In this column, “Just putting this out there…,” we write about the odd ways we engage with tech and the unpopular opinions we form about it. You can read the rest of the articles in this series here.
“I’m a forward-thinking person who appreciates comfort and good products™, and I shall enjoy the fruits of this technological modernity we live in,” is what I imagine wireless charging connoisseurs think to themselves as they wake up and lift their phone off their Qi-enabled night stand, probably made by IKEA.
I’m willing to concede this person does not exist in the real world, but I still think this gimmicky vibe is the true spirit of wireless charging.
That’s right: I’m waging war on wireless charging. It’s a half-assed technology that does more to cater to the egos of people likely to identify as futurists in their Twitter bios than to actually solve a problem — and I finally have the data to prove it.
Right off the bat, I’ll admit there are certain advantages to wireless charging that we’re unlikely to get from cables.
The first that comes to mind is the ability to charge both iPhone and Android handsets (thanks to the Qi standard). While there have been rumors about Apple adopting USB-C, the company has a whole business empire wrapped around its proprietary Lightning port, which makes this transition unlikely.
You also don’t have to worry about wear and tear on charging ports and cables, which is a legitimate concern. In fact, the only time I’ve seen someone use a wireless charger was because the port on their phone had broken.
Another benefit of wireless charging solutions that early adopters often bandy about is the ability to embed the technology straight into furniture.
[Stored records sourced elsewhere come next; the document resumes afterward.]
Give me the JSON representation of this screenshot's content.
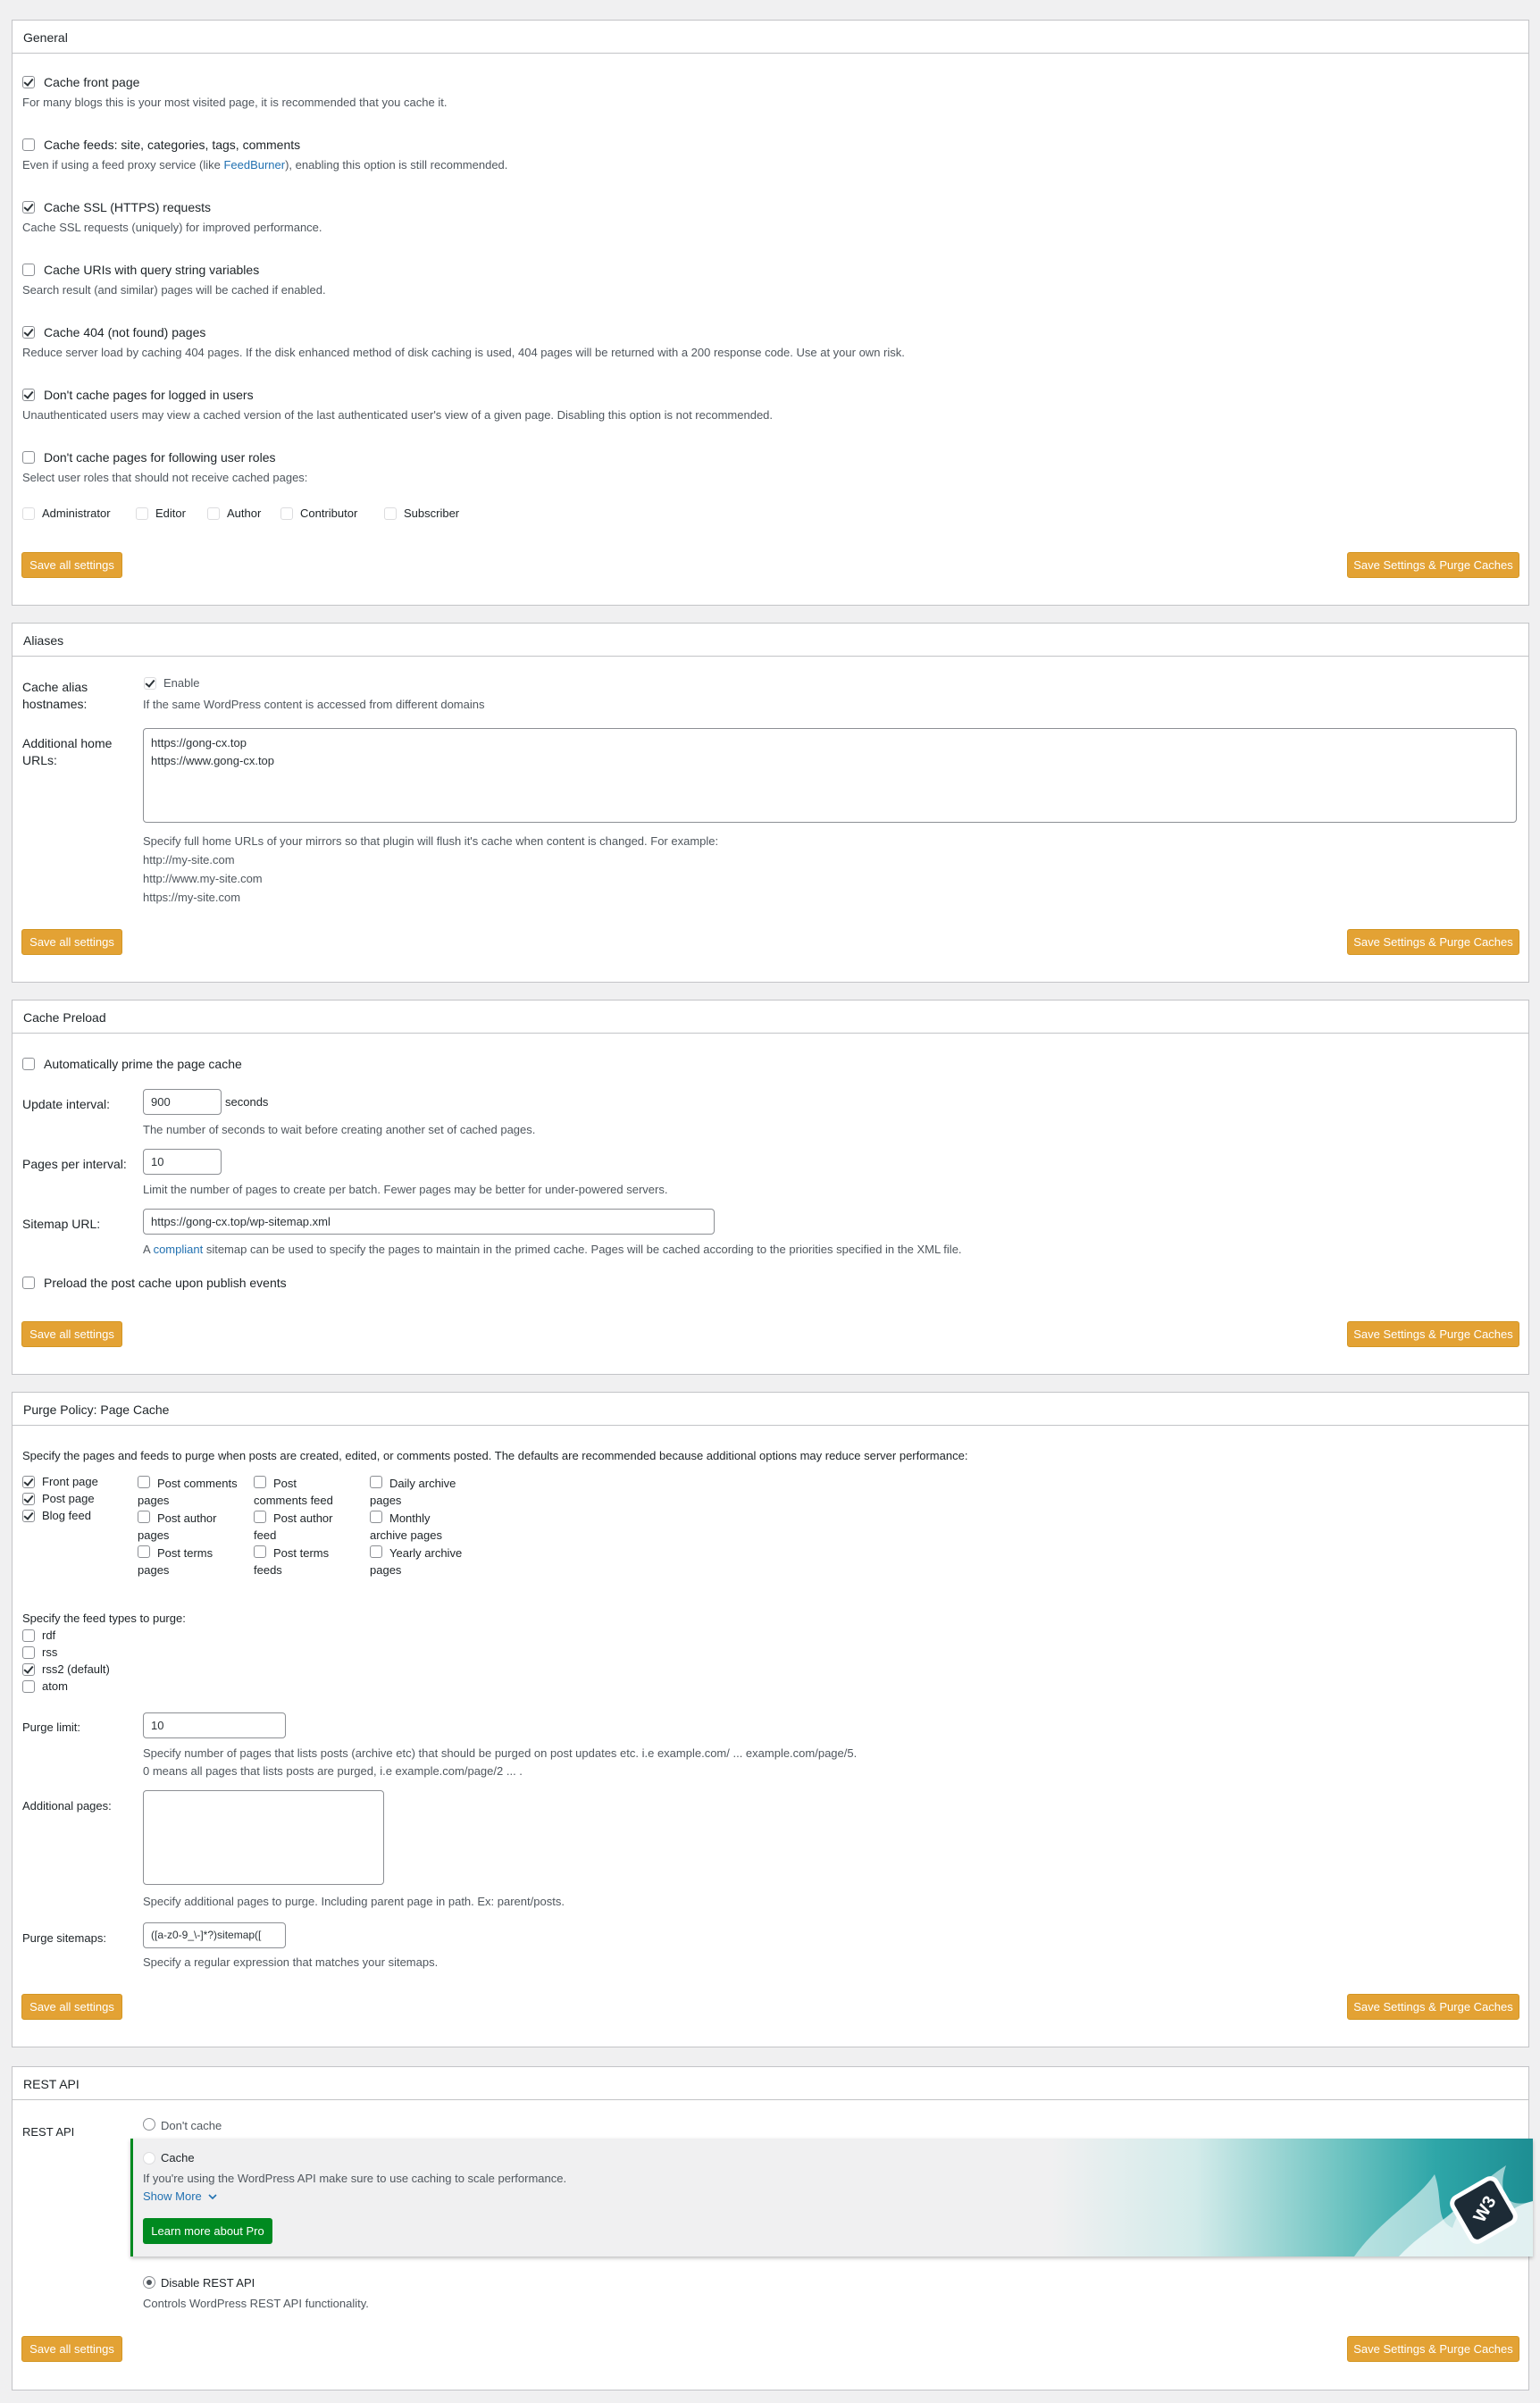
{
  "buttons": {
    "save": "Save all settings",
    "purge": "Save Settings & Purge Caches"
  },
  "general": {
    "title": "General",
    "options": [
      {
        "label": "Cache front page",
        "desc": "For many blogs this is your most visited page, it is recommended that you cache it.",
        "checked": true
      },
      {
        "label": "Cache feeds: site, categories, tags, comments",
        "desc_pre": "Even if using a feed proxy service (like ",
        "desc_link": "FeedBurner",
        "desc_post": "), enabling this option is still recommended.",
        "checked": false
      },
      {
        "label": "Cache SSL (HTTPS) requests",
        "desc": "Cache SSL requests (uniquely) for improved performance.",
        "checked": true
      },
      {
        "label": "Cache URIs with query string variables",
        "desc": "Search result (and similar) pages will be cached if enabled.",
        "checked": false
      },
      {
        "label": "Cache 404 (not found) pages",
        "desc": "Reduce server load by caching 404 pages. If the disk enhanced method of disk caching is used, 404 pages will be returned with a 200 response code. Use at your own risk.",
        "checked": true
      },
      {
        "label": "Don't cache pages for logged in users",
        "desc": "Unauthenticated users may view a cached version of the last authenticated user's view of a given page. Disabling this option is not recommended.",
        "checked": true
      },
      {
        "label": "Don't cache pages for following user roles",
        "desc": "Select user roles that should not receive cached pages:",
        "checked": false
      }
    ],
    "roles": [
      "Administrator",
      "Editor",
      "Author",
      "Contributor",
      "Subscriber"
    ]
  },
  "aliases": {
    "title": "Aliases",
    "alias_label": "Cache alias hostnames:",
    "enable_label": "Enable",
    "enable_desc": "If the same WordPress content is accessed from different domains",
    "home_label": "Additional home URLs:",
    "home_value": "https://gong-cx.top\nhttps://www.gong-cx.top",
    "home_desc": "Specify full home URLs of your mirrors so that plugin will flush it's cache when content is changed. For example:",
    "examples": [
      "http://my-site.com",
      "http://www.my-site.com",
      "https://my-site.com"
    ]
  },
  "preload": {
    "title": "Cache Preload",
    "auto_label": "Automatically prime the page cache",
    "interval_label": "Update interval:",
    "interval_value": "900",
    "interval_unit": "seconds",
    "interval_desc": "The number of seconds to wait before creating another set of cached pages.",
    "pages_label": "Pages per interval:",
    "pages_value": "10",
    "pages_desc": "Limit the number of pages to create per batch. Fewer pages may be better for under-powered servers.",
    "sitemap_label": "Sitemap URL:",
    "sitemap_value": "https://gong-cx.top/wp-sitemap.xml",
    "sitemap_desc_pre": "A ",
    "sitemap_desc_link": "compliant",
    "sitemap_desc_post": " sitemap can be used to specify the pages to maintain in the primed cache. Pages will be cached according to the priorities specified in the XML file.",
    "publish_label": "Preload the post cache upon publish events"
  },
  "purge": {
    "title": "Purge Policy: Page Cache",
    "intro": "Specify the pages and feeds to purge when posts are created, edited, or comments posted. The defaults are recommended because additional options may reduce server performance:",
    "col1": [
      {
        "label": "Front page",
        "checked": true
      },
      {
        "label": "Post page",
        "checked": true
      },
      {
        "label": "Blog feed",
        "checked": true
      }
    ],
    "col2": [
      {
        "label": "Post comments pages",
        "checked": false
      },
      {
        "label": "Post author pages",
        "checked": false
      },
      {
        "label": "Post terms pages",
        "checked": false
      }
    ],
    "col3": [
      {
        "label": "Post comments feed",
        "checked": false
      },
      {
        "label": "Post author feed",
        "checked": false
      },
      {
        "label": "Post terms feeds",
        "checked": false
      }
    ],
    "col4": [
      {
        "label": "Daily archive pages",
        "checked": false
      },
      {
        "label": "Monthly archive pages",
        "checked": false
      },
      {
        "label": "Yearly archive pages",
        "checked": false
      }
    ],
    "feed_types_label": "Specify the feed types to purge:",
    "feeds": [
      {
        "label": "rdf",
        "checked": false
      },
      {
        "label": "rss",
        "checked": false
      },
      {
        "label": "rss2 (default)",
        "checked": true
      },
      {
        "label": "atom",
        "checked": false
      }
    ],
    "limit_label": "Purge limit:",
    "limit_value": "10",
    "limit_desc1": "Specify number of pages that lists posts (archive etc) that should be purged on post updates etc. i.e example.com/ ... example.com/page/5.",
    "limit_desc2": "0 means all pages that lists posts are purged, i.e example.com/page/2 ... .",
    "additional_label": "Additional pages:",
    "additional_desc": "Specify additional pages to purge. Including parent page in path. Ex: parent/posts.",
    "sitemaps_label": "Purge sitemaps:",
    "sitemaps_value": "([a-z0-9_\\-]*?)sitemap([",
    "sitemaps_desc": "Specify a regular expression that matches your sitemaps."
  },
  "rest": {
    "title": "REST API",
    "label": "REST API",
    "opt_dont": "Don't cache",
    "opt_cache": "Cache",
    "promo_text": "If you're using the WordPress API make sure to use caching to scale performance.",
    "show_more": "Show More",
    "learn_more": "Learn more about Pro",
    "opt_disable": "Disable REST API",
    "disable_desc": "Controls WordPress REST API functionality.",
    "badge": "W3"
  }
}
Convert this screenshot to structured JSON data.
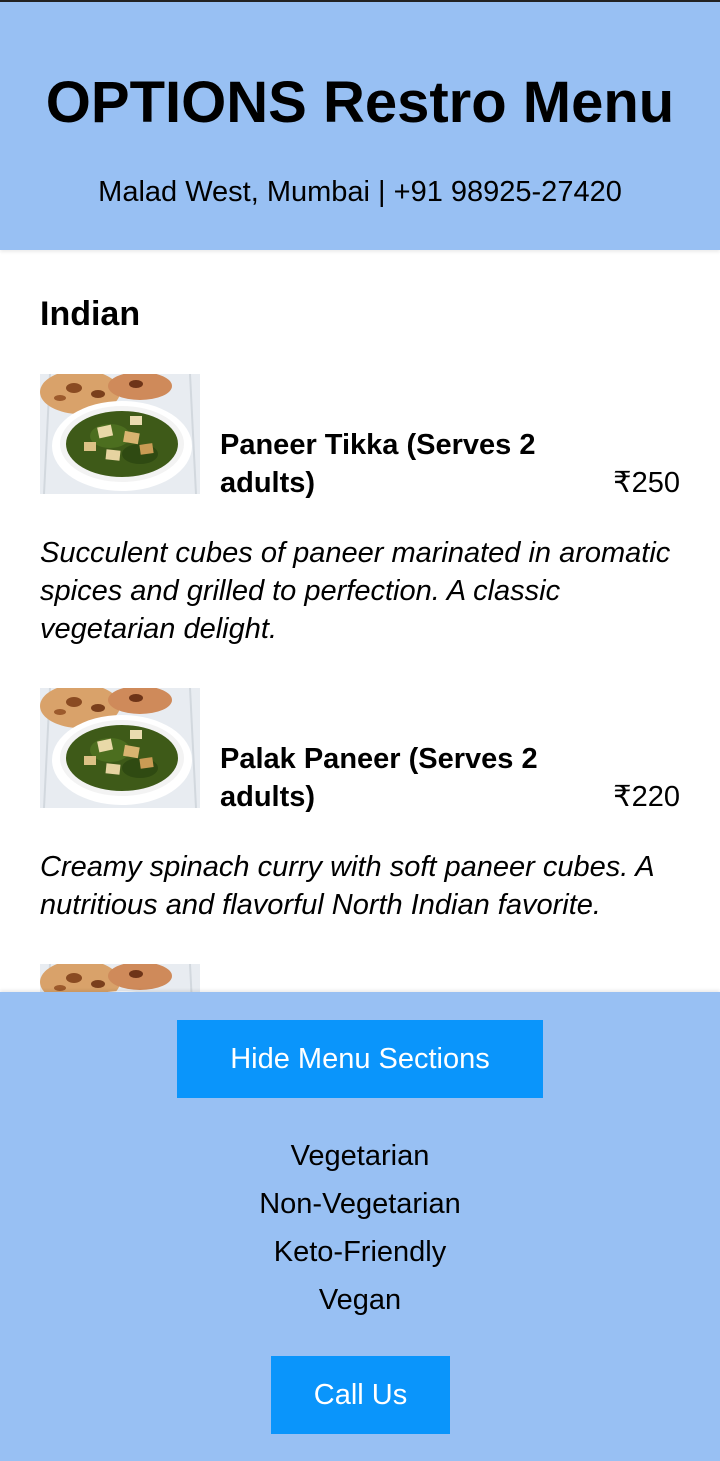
{
  "header": {
    "title": "OPTIONS Restro Menu",
    "subline": "Malad West, Mumbai | +91 98925-27420"
  },
  "menu": {
    "section_title": "Indian",
    "items": [
      {
        "name": "Paneer Tikka (Serves 2 adults)",
        "price": "₹250",
        "description": "Succulent cubes of paneer marinated in aromatic spices and grilled to perfection. A classic vegetarian delight.",
        "image": "palak-paneer-dish-image"
      },
      {
        "name": "Palak Paneer (Serves 2 adults)",
        "price": "₹220",
        "description": "Creamy spinach curry with soft paneer cubes. A nutritious and flavorful North Indian favorite.",
        "image": "palak-paneer-dish-image"
      }
    ]
  },
  "footer": {
    "toggle_label": "Hide Menu Sections",
    "sections": [
      "Vegetarian",
      "Non-Vegetarian",
      "Keto-Friendly",
      "Vegan"
    ],
    "call_label": "Call Us"
  },
  "colors": {
    "header_bg": "#98c0f3",
    "footer_bg": "#98c0f3",
    "button_bg": "#0a95fb",
    "button_text": "#ffffff"
  }
}
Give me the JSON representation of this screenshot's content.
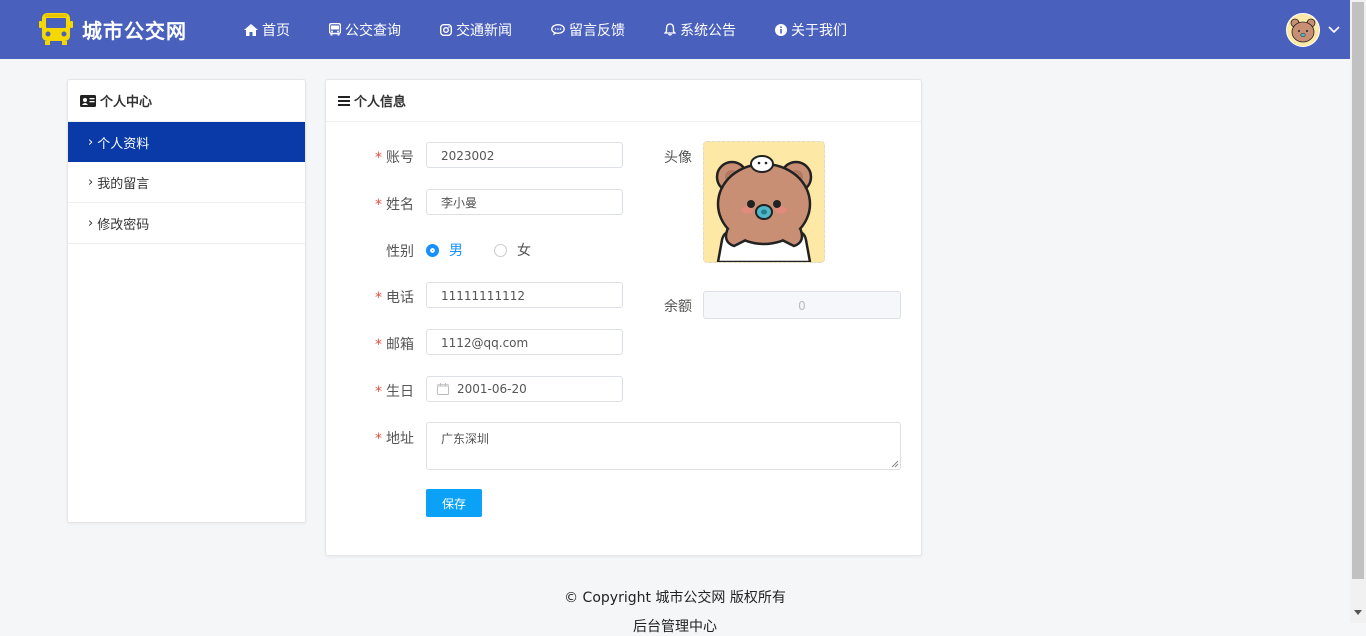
{
  "brand": {
    "title": "城市公交网",
    "color": "#4a60bd",
    "logo_icon": "bus-icon"
  },
  "nav": [
    {
      "label": "首页",
      "icon": "home-icon"
    },
    {
      "label": "公交查询",
      "icon": "bus-icon"
    },
    {
      "label": "交通新闻",
      "icon": "instagram-icon"
    },
    {
      "label": "留言反馈",
      "icon": "comment-icon"
    },
    {
      "label": "系统公告",
      "icon": "bell-icon"
    },
    {
      "label": "关于我们",
      "icon": "info-icon"
    }
  ],
  "sidebar": {
    "title": "个人中心",
    "items": [
      {
        "label": "个人资料",
        "active": true
      },
      {
        "label": "我的留言",
        "active": false
      },
      {
        "label": "修改密码",
        "active": false
      }
    ]
  },
  "panel": {
    "title": "个人信息"
  },
  "form": {
    "account_label": "账号",
    "account_value": "2023002",
    "name_label": "姓名",
    "name_value": "李小曼",
    "gender_label": "性别",
    "gender_male": "男",
    "gender_female": "女",
    "gender_selected": "男",
    "phone_label": "电话",
    "phone_value": "11111111112",
    "email_label": "邮箱",
    "email_value": "1112@qq.com",
    "birthday_label": "生日",
    "birthday_value": "2001-06-20",
    "address_label": "地址",
    "address_value": "广东深圳",
    "avatar_label": "头像",
    "balance_label": "余额",
    "balance_value": "0",
    "save_label": "保存"
  },
  "footer": {
    "copyright": "© Copyright 城市公交网 版权所有",
    "admin_link": "后台管理中心"
  },
  "colors": {
    "accent": "#0aa1f7",
    "active_sidebar": "#0a3aa8",
    "required": "#e74c3c"
  }
}
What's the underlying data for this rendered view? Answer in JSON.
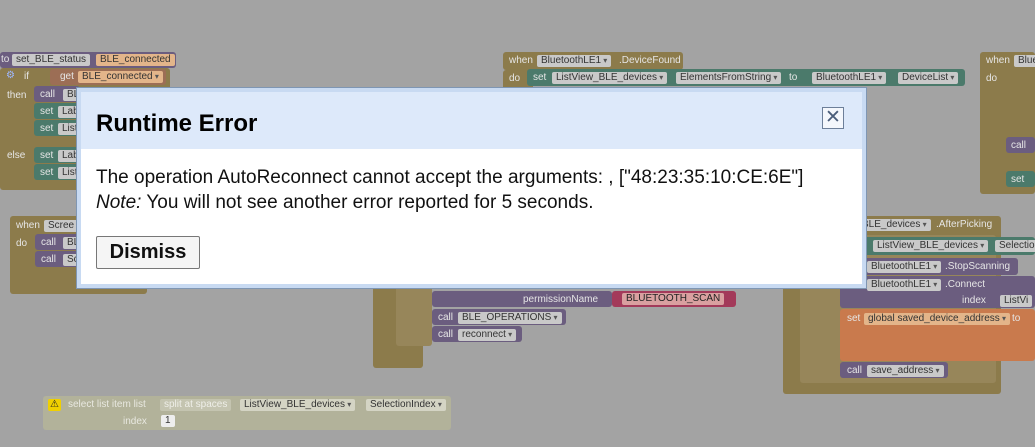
{
  "workspace": {
    "b1": {
      "to": "to",
      "name": "set_BLE_status",
      "param": "BLE_connected",
      "if": "if",
      "get": "get",
      "get_var": "BLE_connected",
      "then": "then",
      "call": "call",
      "call_target": "BL",
      "set": "set",
      "set_a": "Lab",
      "set_b": "List",
      "else": "else",
      "else_a": "Lab",
      "else_b": "List"
    },
    "b2": {
      "when": "when",
      "component": "BluetoothLE1",
      "event": ".DeviceFound",
      "do": "do",
      "set": "set",
      "target": "ListView_BLE_devices",
      "prop": "ElementsFromString",
      "to": "to",
      "source": "BluetoothLE1",
      "source_prop": "DeviceList"
    },
    "b3": {
      "when": "when",
      "comp": "Blue",
      "do": "do",
      "call": "call",
      "set": "set"
    },
    "b4": {
      "when": "when",
      "comp": "Scree",
      "do": "do",
      "call": "call",
      "a": "BL",
      "b": "Sc"
    },
    "b5": {
      "perm_label": "permissionName",
      "perm_value": "BLUETOOTH_SCAN",
      "call": "call",
      "ops": "BLE_OPERATIONS",
      "reconnect": "reconnect"
    },
    "b6": {
      "event_comp": "BLE_devices",
      "event": ".AfterPicking",
      "set_target": "ListView_BLE_devices",
      "set_prop": "Selectio",
      "stop_comp": "BluetoothLE1",
      "stop": ".StopScanning",
      "conn_comp": "BluetoothLE1",
      "conn": ".Connect",
      "index": "index",
      "index_val": "ListVi",
      "set": "set",
      "global": "global saved_device_address",
      "to": "to",
      "call": "call",
      "save": "save_address"
    },
    "b7": {
      "warn": "select list item  list",
      "split": "split at spaces",
      "list": "ListView_BLE_devices",
      "sel": "SelectionIndex",
      "index": "index",
      "num": "1"
    }
  },
  "dialog": {
    "title": "Runtime Error",
    "line1": "The operation AutoReconnect cannot accept the arguments: , [\"48:23:35:10:CE:6E\"]",
    "note_label": "Note:",
    "note_text": " You will not see another error reported for 5 seconds.",
    "dismiss_label": "Dismiss",
    "close_glyph": "✕"
  }
}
While I agree that cables around the house aren’t exactly the type of Feng Shui I want in my digs, putting wireless chargers in every piece of furniture sounds like over-engineering to me.
It’s like something straight out of those soulless cutting-edge technology case studies you’ll find in the McKinsey Quarterly. It’s the kind of cool tech self-described future-forward suits like to share on LinkedIn, accompanied by some buzzword-infested meditation on the promise of smart homes. You know what I’m talking about.
It’s also expensive, and I’m not looking to pay twice as much for a chair, because it comes with a built-in charger.
But here’s where things get even worse: as a a recent investigation from OneZero and iFixit found, wireless charging is also incredibly inefficient and wasteful.
“In my tests, I found that wireless charging used, on average, around 47% more power than a cable,” OneZero’s Eric Ravenscraft writes. “Charging the phone from completely dead to 100% using a cable took an average of 14.26 watt-hours (Wh). Using a wireless charger took, on average, 21.01 Wh.”
“On top of this, both wireless chargers independently consumed a small amount of power when no phone was charging at all — around 0.25 watts per hour, which might not sound like much, but over 24 hours it would consume around six watts,” he adds. “By contrast, in my testing the normal cable charger did not draw any measurable amount of power.”
That might not seem like a lot, but let me put the scale in perspective. Researchers estimate “there [will] be more wireless chargers than cables by 2023.” That pretty much means there will be a wireless charger (and perhaps even multiple ones) in every household.
That’s a bold prediction, but let’s entertain it for the sake of argument. What impact will that have on the environment? Well, iFixit did the math, and the answer is simple — enormous.
“If all of a sudden, the 3 billion[-plus] smartphones that are in use, if all of them take 50% more power to charge, that adds up to a big amount,” iFixit’s Kyle Wiens told OneZero. “So it’s a society-wide issue, not a personal issue.”
“We worked out that at 100% efficiency from wall socket to battery, it would take about 73 coal power plants running for a day to charge the 3.5 billion smartphone batteries once fully,” iFixit technical writer Arthur Shi added — and that’s a best case scenario.
If for some reason, there are certain interruptions in charging, which OneZero notes are common, the number is even worse.
“If the wireless charging efficiency was only 50%, you would need to double the  power plants in order to charge all the batteries.”
“Shi’s math assumed relatively small coal power plants outputting 50 MW, as many power plants in the United States are,” OneZero explains, “but those same needs could also be met by a couple very large power plants outputting more than 2,000 MW (of which the United States has only 29).”
Yet everyone seems to rave about wireless chargers like it’s some technological wonder. One thing that absolutely grinds my gears is the tendency of reviewers to talk about the lack of wireless charging as some essential feature every phone needs or is expected to support.
Just because you can find a certain feature in every phone, it doesn’t mean that it’s necessary — or good. Sure, technology gets better, and wireless charging might improve in the future. But until then, don’t act like using a sub-par method of charging your phone makes you a champion of innovation.
I’ve got a cable — and it works just fine.